Покусывая кончик сигары, Густав испытующе глядел на меня.
– В чем дело? Разве не за этим ты послал меня в Канны? – спросил я.
– Ясное дело, за этим, – согласился Бранденбург. – Но разве нельзя разок порассуждать вслух, а? В этой дерьмовой истории все возможно. В том числе и то, что убийца не один, что их несколько и что Хельман, тем не менее, все же наложил на себя руки.
– Значит, ты все еще веришь в эту версию?
– Хочу верить. И должен в нее верить. И даже могу, – ответил Густав. – Потому и вызвал тебя в Дюссельдорф. Ежели немного повезет, мы еще сможем доказать, что это самоубийство. Тебе придется ближайшим рейсом вылететь во Франкфурт.
– А там что стряслось?
– До того, как Фризе позвонил мне и рассказал всю эту историю с Килвудом, у меня был еще один звонок. Звонил один тип из Франкфурта. Непременно хотел поговорить со мной лично – с твоим шефом, как он выразился. И сообщил мне, что должен тебе что-то рассказать. Лично и срочно. Во Франкфурте. Он сам не может отлучиться. И увидеться вы должны до шести вечера.
– Почему?
– Потому что позже он не может – уходит на работу. Зовут этого типа Молитор. Фред Молитор.
– Никогда не слышал о таком. Почему он желает разговаривать именно со мной?
– Потому что он тебя знает. Вернее, твое имя. И знает все о тебе, – сказал Густав. – Он согласен говорить только с тобой и больше ни с кем. В том числе и с полицией. С полицией и подавно. Разумеется, хочет, чтобы ему заплатили. И мы заплатим. Возьмешь с собой солидную сумму. Сам решишь, сколько стоит его информация.
– Минуточку, – прервал я его, – я перестаю что-либо понимать. Откуда этот тип знает…
– Его зовут Молитор. Фред Молитор. Вот здесь записаны его фамилия, адрес и номер телефона. Александерштрассе. Это в западной части города, недалеко от Лоршерштрассе.
– Откуда этот Молитор знает меня?
– Через Зееберга.
– Чуднее не придумаешь.
– А на самом деле совсем просто. Когда началась эта заваруха в Каннах и появились первые сообщения в газетах, – так сказал мне этот Молитор по телефону, – он позвонил Зеебергу в Канны и спросил, что ему делать.
– С чем?
– С тем, что он теперь хочет продать. Я и сам этого не знаю. Зееберг в курсе, ему он сказал это по телефону. И Зееберг велел ему рассказать это все тебе, дескать, ты – самый подходящий человек. Потому что расследуешь это дело.

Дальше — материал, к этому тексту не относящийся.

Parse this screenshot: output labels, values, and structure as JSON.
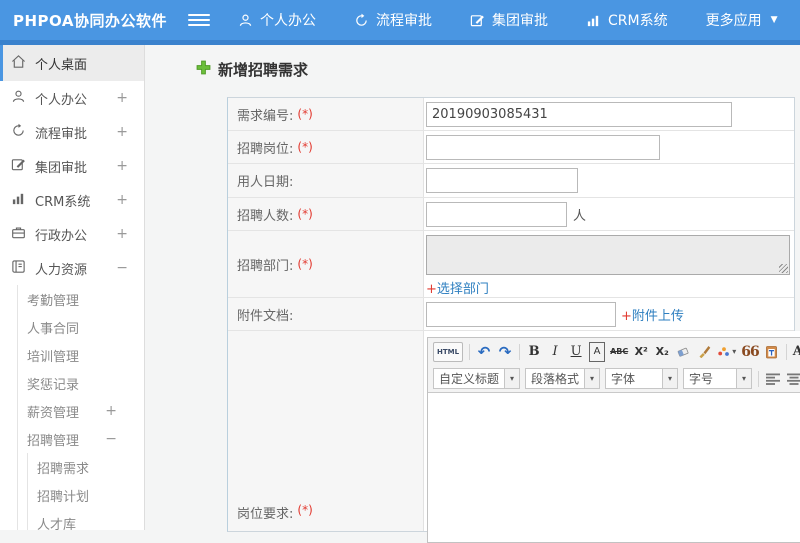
{
  "topbar": {
    "logo": "PHPOA协同办公软件",
    "nav": [
      {
        "label": "个人办公",
        "icon": "user-icon"
      },
      {
        "label": "流程审批",
        "icon": "process-icon"
      },
      {
        "label": "集团审批",
        "icon": "edit-icon"
      },
      {
        "label": "CRM系统",
        "icon": "chart-icon"
      },
      {
        "label": "更多应用",
        "icon": "caret-down-icon"
      }
    ]
  },
  "sidebar": {
    "items": [
      {
        "label": "个人桌面",
        "icon": "home-icon",
        "active": true
      },
      {
        "label": "个人办公",
        "icon": "user-icon",
        "expander": "+"
      },
      {
        "label": "流程审批",
        "icon": "process-icon",
        "expander": "+"
      },
      {
        "label": "集团审批",
        "icon": "edit-icon",
        "expander": "+"
      },
      {
        "label": "CRM系统",
        "icon": "chart-icon",
        "expander": "+"
      },
      {
        "label": "行政办公",
        "icon": "briefcase-icon",
        "expander": "+"
      },
      {
        "label": "人力资源",
        "icon": "hr-icon",
        "expander": "−"
      }
    ],
    "hr_children": [
      {
        "label": "考勤管理"
      },
      {
        "label": "人事合同"
      },
      {
        "label": "培训管理"
      },
      {
        "label": "奖惩记录"
      },
      {
        "label": "薪资管理",
        "expander": "+"
      },
      {
        "label": "招聘管理",
        "expander": "−"
      }
    ],
    "recruit_children": [
      {
        "label": "招聘需求"
      },
      {
        "label": "招聘计划"
      },
      {
        "label": "人才库"
      }
    ]
  },
  "main": {
    "page_title": "新增招聘需求",
    "form": {
      "rows": [
        {
          "label": "需求编号:",
          "req": "(*)",
          "value": "20190903085431"
        },
        {
          "label": "招聘岗位:",
          "req": "(*)",
          "value": ""
        },
        {
          "label": "用人日期:",
          "value": ""
        },
        {
          "label": "招聘人数:",
          "req": "(*)",
          "value": "",
          "suffix": "人"
        },
        {
          "label": "招聘部门:",
          "req": "(*)",
          "link_plus": "+",
          "link_text": "选择部门"
        },
        {
          "label": "附件文档:",
          "value": "",
          "link_plus": "+",
          "link_text": "附件上传"
        },
        {
          "label": "岗位要求:",
          "req": "(*)"
        }
      ]
    },
    "editor": {
      "glyphs": {
        "source": "HTML",
        "undo": "↶",
        "redo": "↷",
        "bold": "B",
        "italic": "I",
        "underline": "U",
        "box_a": "A",
        "strike": "ABC",
        "sup": "X²",
        "sub": "X₂",
        "quote": "66",
        "fontcolor": "A",
        "highlight": "ab",
        "caret": "▾"
      },
      "dropdowns": [
        {
          "label": "自定义标题"
        },
        {
          "label": "段落格式"
        },
        {
          "label": "字体"
        },
        {
          "label": "字号"
        }
      ]
    }
  },
  "colors": {
    "topbar_blue": "#4a96e2",
    "topbar_blue_dark": "#3a82cd",
    "accent_blue": "#4a96e2",
    "link_blue": "#2e7fc0",
    "required_red": "#e23a30",
    "title_plus_green": "#6cbf3c"
  }
}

– Но ты-то чего ждешь от этой поездки? Все это звучит невероятно! Слишком невероятно!
– Нет ничего слишком невероятного, когда речь идет об очень больших деньгах. В таких случаях обычно самое невероятное и объясняет все, – изрек Бранденбург.
– И ты считаешь, что этот Молитор тут же все нам объяснит?
– Ну, вероятно, не все, – согласился Бранденбург.
– Тогда что же?
– Что Хельман был подлец из подлецов и что он все-таки пошел на самоубийство, когда оказался в безвыходном положении, – заключил Густав Бранденбург.